696. Pre-Clinical Evaluation of Allele-Specific Mutant Huntingtin Gene Silencing Antisense Oligonucleotides

Abstract

Huntington disease (HD) is a dominant, genetic neurodegenerative disease characterized by progressive loss of voluntary motor control, psychiatric disturbance, and cognitive decline, for which there is currently no disease-modifying therapy. HD is caused by the expansion of a CAG tract in the huntingtin (HTT) gene. The mutant HTT protein (muHTT) acquires toxic functions, and there is significant evidence that muHTT lowering would be therapeutically efficacious. However, the wild-type HTT protein (wtHTT) serves vital functions, making allele-specific muHTT lowering strategies potentially safer than non-selective strategies. CAG tract expansion is associated with single nucleotide polymorphisms (SNPs) that can be targeted by gene silencing reagents such as antisense oligonucleotides (ASOs) to accomplish allele-specific muHTT lowering.

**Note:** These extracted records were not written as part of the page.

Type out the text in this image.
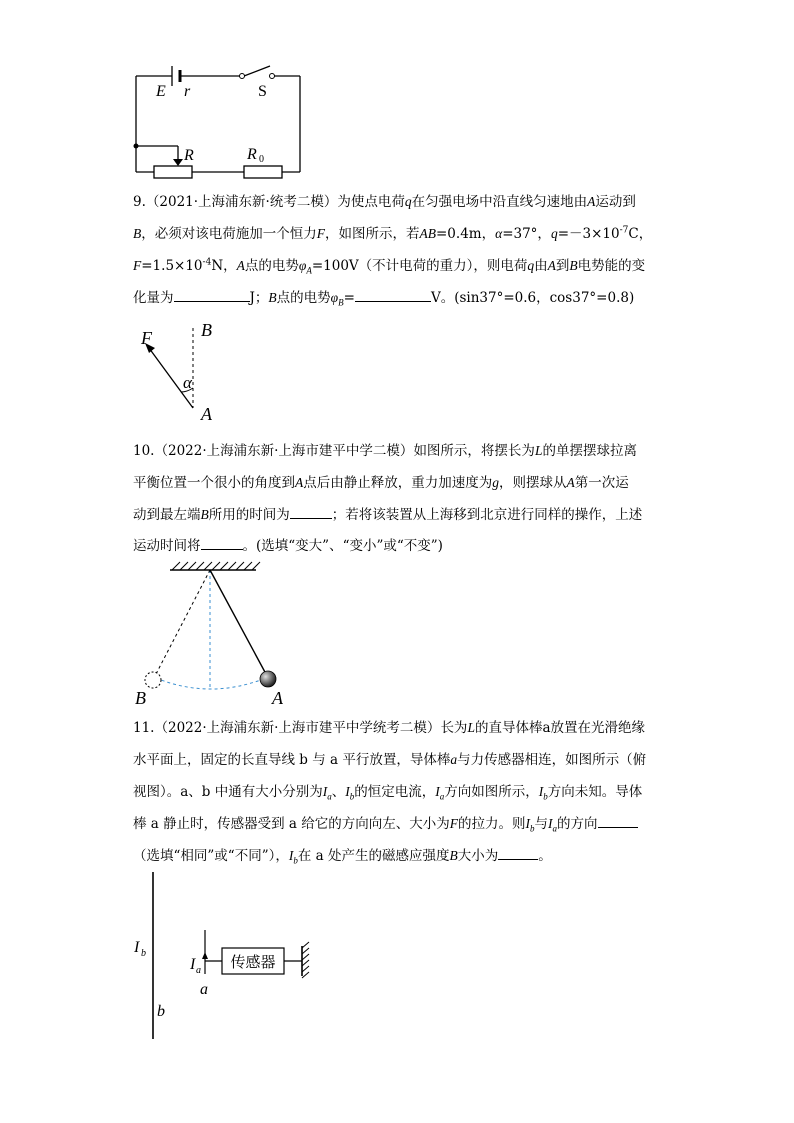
E r	S
R	R 0

9.（2021·上海浦东新·统考二模）为使点电荷q在匀强电场中沿直线匀速地由A运动到

B，必须对该电荷施加一个恒力F，如图所示，若AB=0.4m，α=37°，$q=-3\times 10^{-7}C$，

$F=1.5\times 10^{-4}N$，A点的电势$\varphi_A=100V$（不计电荷的重力），则电荷q由A到B电势能的变

化量为	J；B点的电势$\varphi_B=$	V。(sin37°=0.6，cos37°=0.8)

F	B
α
A

10.（2022·上海浦东新·上海市建平中学二模）如图所示，将摆长为L的单摆摆球拉离

平衡位置一个很小的角度到A点后由静止释放，重力加速度为g，则摆球从A第一次运

动到最左端B所用的时间为	；若将该装置从上海移到北京进行同样的操作，上述

运动时间将	。(选填“变大”、“变小”或“不变”)

B	A

11.（2022·上海浦东新·上海市建平中学统考二模）长为L的直导体棒a放置在光滑绝缘

水平面上，固定的长直导线 b 与 a 平行放置，导体棒a与力传感器相连，如图所示（俯

视图）。a、b 中通有大小分别为$I_a$、$I_b$的恒定电流，$I_a$方向如图所示，$I_b$方向未知。导体

棒 a 静止时，传感器受到 a 给它的方向向左、大小为F的拉力。则$I_b$与$I_a$的方向

（选填“相同”或“不同”），$I_b$在 a 处产生的磁感应强度B大小为	。

传感器
I b
b
I a
a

We have evaluated ASOs targeted to HD-associated SNPs in acute in vivo studies including screening, distribution, duration of action and dosing, using a humanized mouse model of HD, Hu97/18, that is heterozygous for the targeted SNPs. We have identified four well-tolerated lead ASOs that potently and selectively silence muHTT at a broad range of doses throughout the central nervous system for 36 weeks or more after a single intracerebroventricular injection.We next conducted a pre-clinical therapeutic efficacy trial of lead ASOs and evaluated them for effect on the HD-like phenotypes of Hu97/18 mice. Treated mice underwent longitudinal behavioral and biochemical assessment followed by terminal neuropathology. Thus far we have determined that pre-symptomatic allele-specific muHTT silencing prevents onset of behavioral HD-like phenotypes. Evaluation of neuropathology and post-symptomatic intervention is ongoing. Contingent on findings from these studies and using delivery and dosing information gained from ongoing CNS ASO clinical trials, a primary SNP-targeted ASO drug could be fairly rapidly translated for human applications.